# Welches micro ATX Mainboard mit DDR3 für Sockel 775



## syprix (6. Oktober 2011)

*Welches micro ATX Mainboard mit DDR3 für Sockel 775*

Hallo Leute,

ich möchte mir ein "neues" System aufbauen und habe mir dazu eine  Intel Core 2 Quad 2,66GHz (AT80580PJ0674ML) CPU zugelegt und möchte mir sehr gerne dazu ein Mainboard kaufen, das mit DDR3 Ram läuft.

Es *muss* ein micro ATX Mainboard sein da nur so eines in mein Gehäuse passt.

Folgende Komponenten stehen für mich schon fest die ich kaufen werde:

- 8GB (2er Kit) CORSAIR Dual Channel Vengeance CL9 (CMZ8GX3M2A1600C9)
- CORSAIR Hydro Series H60 - CPU Cooler (CWCH60)

Als Mainboards habe ich folgendes gefunden:

-  ASUS P5G43T-M PRO Intel C2Q DDR3
- ASROCK G41MH/USB3 R2.0
- Gigabyte GA-EG41MFT-US2H                 

Kann mir Jemand Erfahrungen mit einem dieser Mainboards schreiben oder kennt Jemand ein weiteres Mainboard das vielleicht sogar besser ist?

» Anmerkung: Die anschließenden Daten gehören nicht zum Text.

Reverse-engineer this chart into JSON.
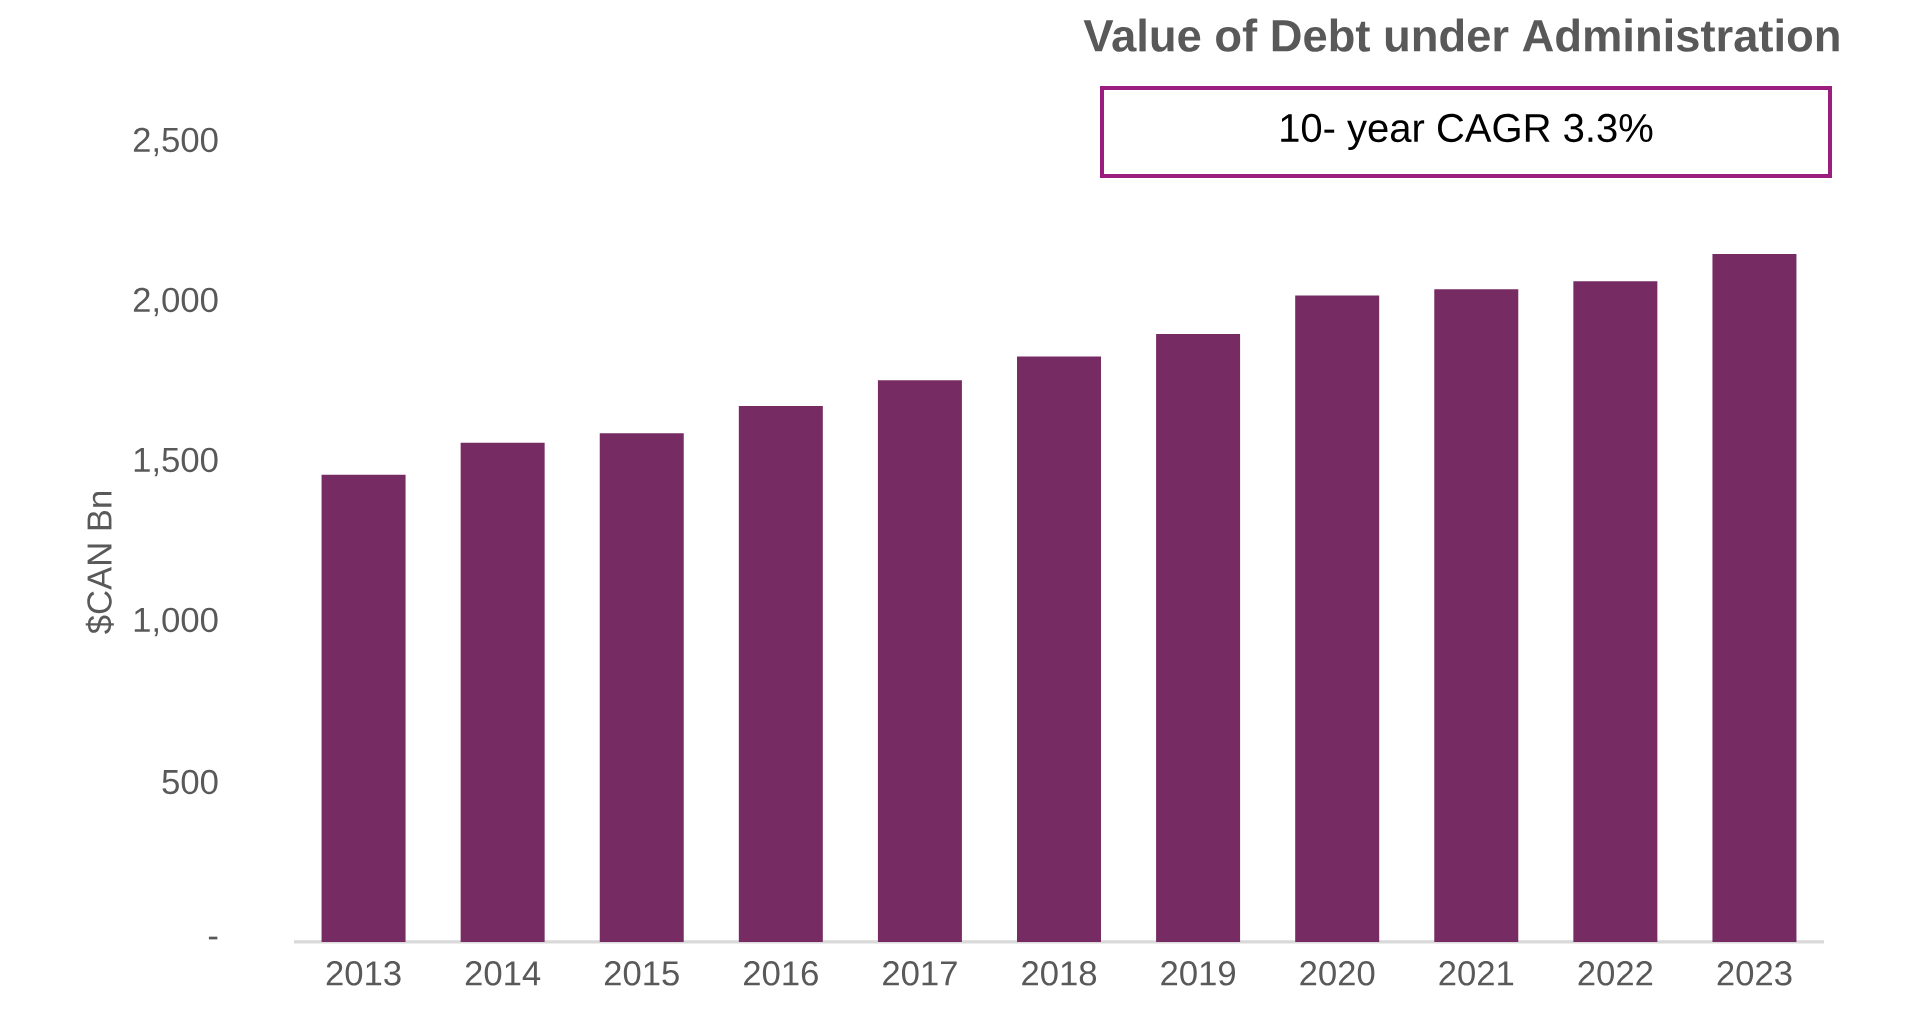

Meine Tendenz geht zum ASROCK, da dieses auch USB3.0 besitzt ( Was aber nicht zwingen wichtig ist)

Weiß Jemand welches dieser Mainboards das beste Übertaktungspotential besitzt? *( Das ist für mich am wichtigsten, da ich die CPU an ihre Grenze bringen möchte)*

Ich bedanke mich schonmal für alle Eure Beiräge!

Gruß


----------



## Herbboy (6. Oktober 2011)

Wieso kaufts Du Dir eine veraltete CPU anstatt nen AMD AM3, für den es viel mehr Auswahl an Boards gibt? DDR3 ist bei Sockel775 ja kein Standard, das ist also recht "exotisch" ^^

Ich vermute, dass hier daher kaum jemand so ein Board hat, denn die weitaus größte Mehrheit, die noch So775 hat, hat dann auch noch standardmäßige DDR2-Boards.

Ansonsten: alle diese Boards (und auch alle anderen für so775, die auch DDR3 bieten) haben ja den G41-Chipsatz, das heißt vom Übertakten her sollten die alle in etwa gleichviel bringen. Ich würde mir vielleicht mal von den Kandidaten die Anleitungen runterladen und dann schauen, wie das BIOS jeweils aufgebaut ist und was es Dir alles anbietet. Damit kannst Du zumindest verhindern, ein Board zu kaufen, dass beim Übertakten zu wenig Einstelloptionen bietet.


----------



## syprix (7. Oktober 2011)

Hallo Herbboy,

Danke erstmal für deinen Beitrag!

Ich besitze als multimedia PC einen AMD Phenom X3. Diese CPU ist aber irgendwie nicht mal in der Lage 1080p anständig und Ruckelfrei dar zu stellen. Die CPU ist dabei immer fast voll ausgelastet und ich habe immer Ruckler.

Ein neues Mainboard war auch nicht wirklich geplant. Ich habe den Quadcore günstig für 66€ erstanden und wollte ihn dann auf meinem momentanen Board betreiben wo ich grade den Core 2 Duo E6750 @ 3 GHZ drauf habe. Dann habe ich mir aber überlegt dieses ganze System so zu lassen und lieber den AMD raus zu schmeißen und den C2D als Media PC zu nutzen und somit den Quadcore dann auf einem neuen Board als gaming PC zu nutzen.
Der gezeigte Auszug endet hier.